Of that pot of money, Sununu has provided zero in additional funds for local school districts to date. We urge the governor to consider the needs of school districts, students, and local property-tax payers as schools reopen when he makes decisions about the limited CARES Act funds that remain unallocated.

Outside of the flexible $1.25 billion in CARES Act funds, New Hampshire also received $33 million from the U.S. Department of Education. That funding represents $213 per pupil, or 1% of total school expenses. Schools had to request their share of funds from the N.H. Department of Education. There’s been no transparency for what they requested, but one can assume in April it was to recover costs associated with the transition to remote learning and sanitizing classrooms for that academic year. Testimony indicated they didn’t request funds for reopening in the fall.

If holding back additional funds to support reopening schools is a strategy for leveraging additional federal funding, then the governor should make his advocacy public. Right now, it appears to be downshifting reopening costs onto school districts.

During our joint meeting, we heard from a representative of school transportation companies his concern regarding the vague guidance for drivers, students boarding buses, and distancing and age groupings on buses. He also expressed concern for having enough drivers to cover additional routes because drivers were in short supply before the pandemic.

And now with curtailed access to DMV livescans, job applicants screening for fingerprints is limited for FBI criminal history background checks. And if that’s the case, then schools confront the same screening problems for substitute teachers, custodians and food service staff, and volunteers.

And finally, masking guidance came up in nearing all presentations. The lack of transparent, clear guidance from the state leaves the decision to 177 school districts and 234 towns to all act independently and then for residents to feel confused by what applies where. Imagine traveling to an athletic competition in a neighboring town. According to the National Governors Association, 30 states have adopted mask guidelines. Mask Up NH applies to ages 15 years and over. What science informed this program? CDC guidance is for anyone over age 2 to wear a mask in public.

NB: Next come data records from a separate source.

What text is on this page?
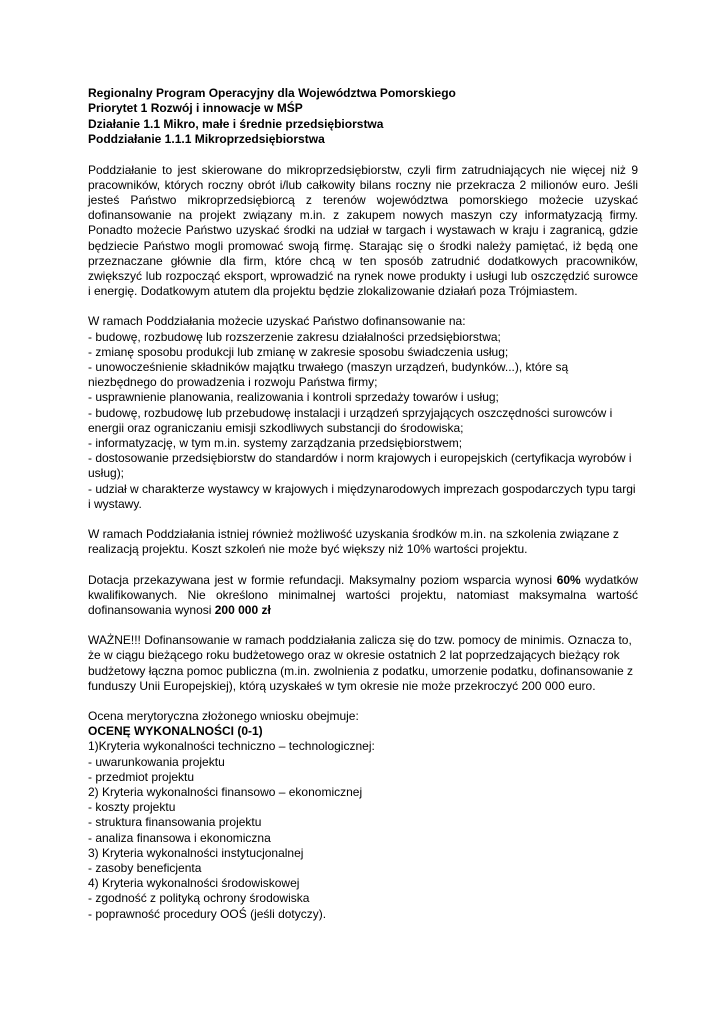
Regionalny Program Operacyjny dla Województwa Pomorskiego
Priorytet 1 Rozwój i innowacje w MŚP
Działanie 1.1 Mikro, małe i średnie przedsiębiorstwa
Poddziałanie 1.1.1 Mikroprzedsiębiorstwa

Poddziałanie to jest skierowane do mikroprzedsiębiorstw, czyli firm zatrudniających nie więcej niż 9 pracowników, których roczny obrót i/lub całkowity bilans roczny nie przekracza 2 milionów euro. Jeśli jesteś Państwo mikroprzedsiębiorcą z terenów województwa pomorskiego możecie uzyskać dofinansowanie na projekt związany m.in. z zakupem nowych maszyn czy informatyzacją firmy. Ponadto możecie Państwo uzyskać środki na udział w targach i wystawach w kraju i zagranicą, gdzie będziecie Państwo mogli promować swoją firmę. Starając się o środki należy pamiętać, iż będą one przeznaczane głównie dla firm, które chcą w ten sposób zatrudnić dodatkowych pracowników, zwiększyć lub rozpocząć eksport, wprowadzić na rynek nowe produkty i usługi lub oszczędzić surowce i energię. Dodatkowym atutem dla projektu będzie zlokalizowanie działań poza Trójmiastem.

W ramach Poddziałania możecie uzyskać Państwo dofinansowanie na:
- budowę, rozbudowę lub rozszerzenie zakresu działalności przedsiębiorstwa;
- zmianę sposobu produkcji lub zmianę w zakresie sposobu świadczenia usług;
- unowocześnienie składników majątku trwałego (maszyn urządzeń, budynków...), które są niezbędnego do prowadzenia i rozwoju Państwa firmy;
- usprawnienie planowania, realizowania i kontroli sprzedaży towarów i usług;
- budowę, rozbudowę lub przebudowę instalacji i urządzeń sprzyjających oszczędności surowców i energii oraz ograniczaniu emisji szkodliwych substancji do środowiska;
- informatyzację, w tym m.in. systemy zarządzania przedsiębiorstwem;
- dostosowanie przedsiębiorstw do standardów i norm krajowych i europejskich (certyfikacja wyrobów i usług);
- udział w charakterze wystawcy w krajowych i międzynarodowych imprezach gospodarczych typu targi i wystawy.

W ramach Poddziałania istniej również możliwość uzyskania środków m.in. na szkolenia związane z realizacją projektu. Koszt szkoleń nie może być większy niż 10% wartości projektu.

Dotacja przekazywana jest w formie refundacji. Maksymalny poziom wsparcia wynosi 60% wydatków kwalifikowanych. Nie określono minimalnej wartości projektu, natomiast maksymalna wartość dofinansowania wynosi 200 000 zł

WAŻNE!!! Dofinansowanie w ramach poddziałania zalicza się do tzw. pomocy de minimis. Oznacza to, że w ciągu bieżącego roku budżetowego oraz w okresie ostatnich 2 lat poprzedzających bieżący rok budżetowy łączna pomoc publiczna (m.in. zwolnienia z podatku, umorzenie podatku, dofinansowanie z funduszy Unii Europejskiej), którą uzyskałeś w tym okresie nie może przekroczyć 200 000 euro.

Ocena merytoryczna złożonego wniosku obejmuje:
OCENĘ WYKONALNOŚCI (0-1)
1)Kryteria wykonalności techniczno – technologicznej:
- uwarunkowania projektu
- przedmiot projektu
2) Kryteria wykonalności finansowo – ekonomicznej
- koszty projektu
- struktura finansowania projektu
- analiza finansowa i ekonomiczna
3) Kryteria wykonalności instytucjonalnej
- zasoby beneficjenta
4) Kryteria wykonalności środowiskowej
- zgodność z polityką ochrony środowiska
- poprawność procedury OOŚ (jeśli dotyczy).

Legislators have been completely left out of the executive branch’s discussions of school reopening guidance. However, in one morning we demonstrated the value of the legislative process, bringing expert testimony from diverse voices together. You can view the testimony at tinyurl.com/y6wfmwyk. Surveys of 50,000 Granite Staters may be useful, however, in two months there still is no summary of what was gathered and the DOE has yet to share the answers to the survey’s open-ended questions, which could provide critical context to the multiple choice questions.

We need a partnership between the executive branch and legislators to ensure that the public and educator voices contribute to guidance on opening New Hampshire schools this fall.

As chairs of the House and Senate Education committees, we will continue to push for that because we know when our government fails to work together, students, families, teachers, and support staff are at risk.

(Jay Kahn of Keene is chairman of the N.H. Senate Education and Workforce Development Committee. Mel Myler of Contoocook is chairman of the N.H. House Education Committee.)